Understanding these additional properties of light allows us to harness it in useful ways, from reducing glare to encoding information for fiber optic communication.

Conclusion: We Can Perceive a Small Portion of the Electromagnetic Spectrum as Visible Light

In summary, there are many fascinating properties to light beyond what our eyes can detect. Light behaves as both a particle and a wave, allowing it to be reflected, refracted, diffracted and interfere with itself under different conditions. While our eyes only see a small sliver of the electromagnetic spectrum as visible light from violet to red wavelengths, light carries energy in the form of photons across a broad range of wavelengths from radio waves to gamma rays.

Key takeaways include:

Light is part of the electromagnetic spectrum, covering radio waves, microwaves, infrared, visible light, ultraviolet, x-rays and gamma rays.
Visible light that humans can see ranges from violet (shorter 400nm wavelength) to red (longer 700nm wavelength).

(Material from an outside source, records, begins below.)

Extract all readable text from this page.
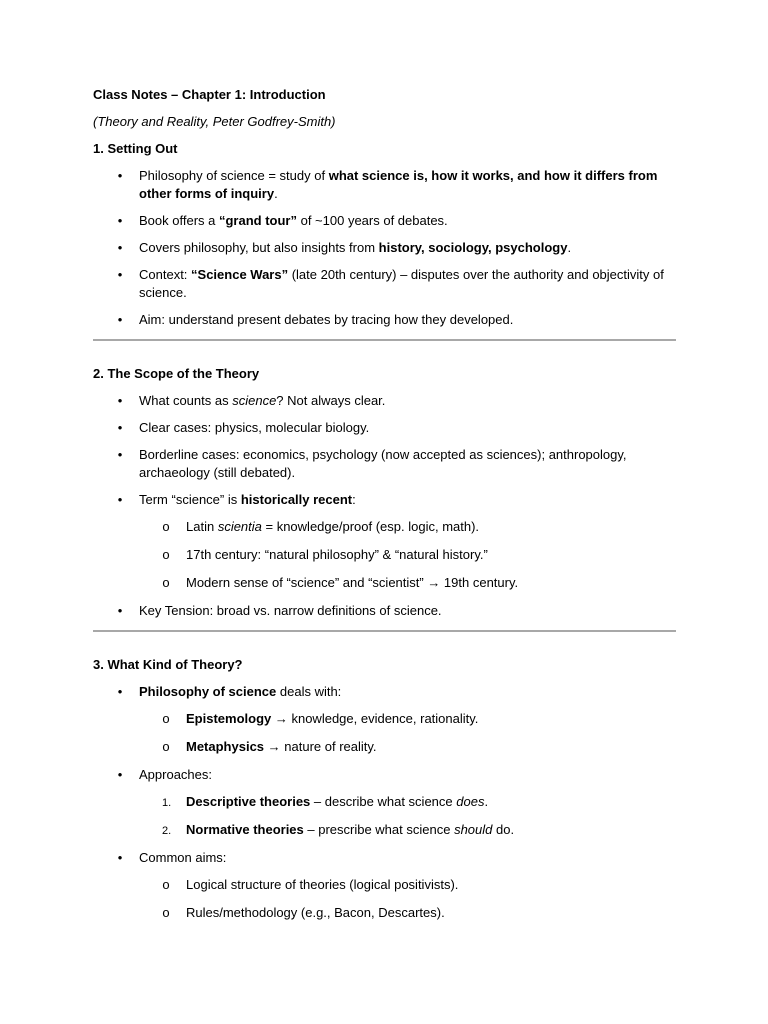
Class Notes – Chapter 1: Introduction

(Theory and Reality, Peter Godfrey-Smith)

1. Setting Out

• Philosophy of science = study of what science is, how it works, and how it differs from other forms of inquiry.
• Book offers a “grand tour” of ~100 years of debates.
• Covers philosophy, but also insights from history, sociology, psychology.
• Context: “Science Wars” (late 20th century) – disputes over the authority and objectivity of science.
• Aim: understand present debates by tracing how they developed.

2. The Scope of the Theory

• What counts as science? Not always clear.
• Clear cases: physics, molecular biology.
• Borderline cases: economics, psychology (now accepted as sciences); anthropology, archaeology (still debated).
• Term “science” is historically recent:
o Latin scientia = knowledge/proof (esp. logic, math).
o 17th century: “natural philosophy” & “natural history.”
o Modern sense of “science” and “scientist” → 19th century.
• Key Tension: broad vs. narrow definitions of science.

3. What Kind of Theory?

• Philosophy of science deals with:
o Epistemology → knowledge, evidence, rationality.
o Metaphysics → nature of reality.
• Approaches:
1. Descriptive theories – describe what science does.
2. Normative theories – prescribe what science should do.
• Common aims:
o Logical structure of theories (logical positivists).
o Rules/methodology (e.g., Bacon, Descartes).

Light energy equals Planck’s constant times frequency of the wave.
Light can act as both a particle (photon) and a wave.
Properties like reflection, refraction, diffraction and interference emerge from light’s dual wave-particle nature.

Understanding the origins and characteristics of light, both visible and invisible, serves as the basis for many technologies in optics, electronics, medicine, communications and more. Our comprehension of light continues to evolve along with new discoveries and innovations.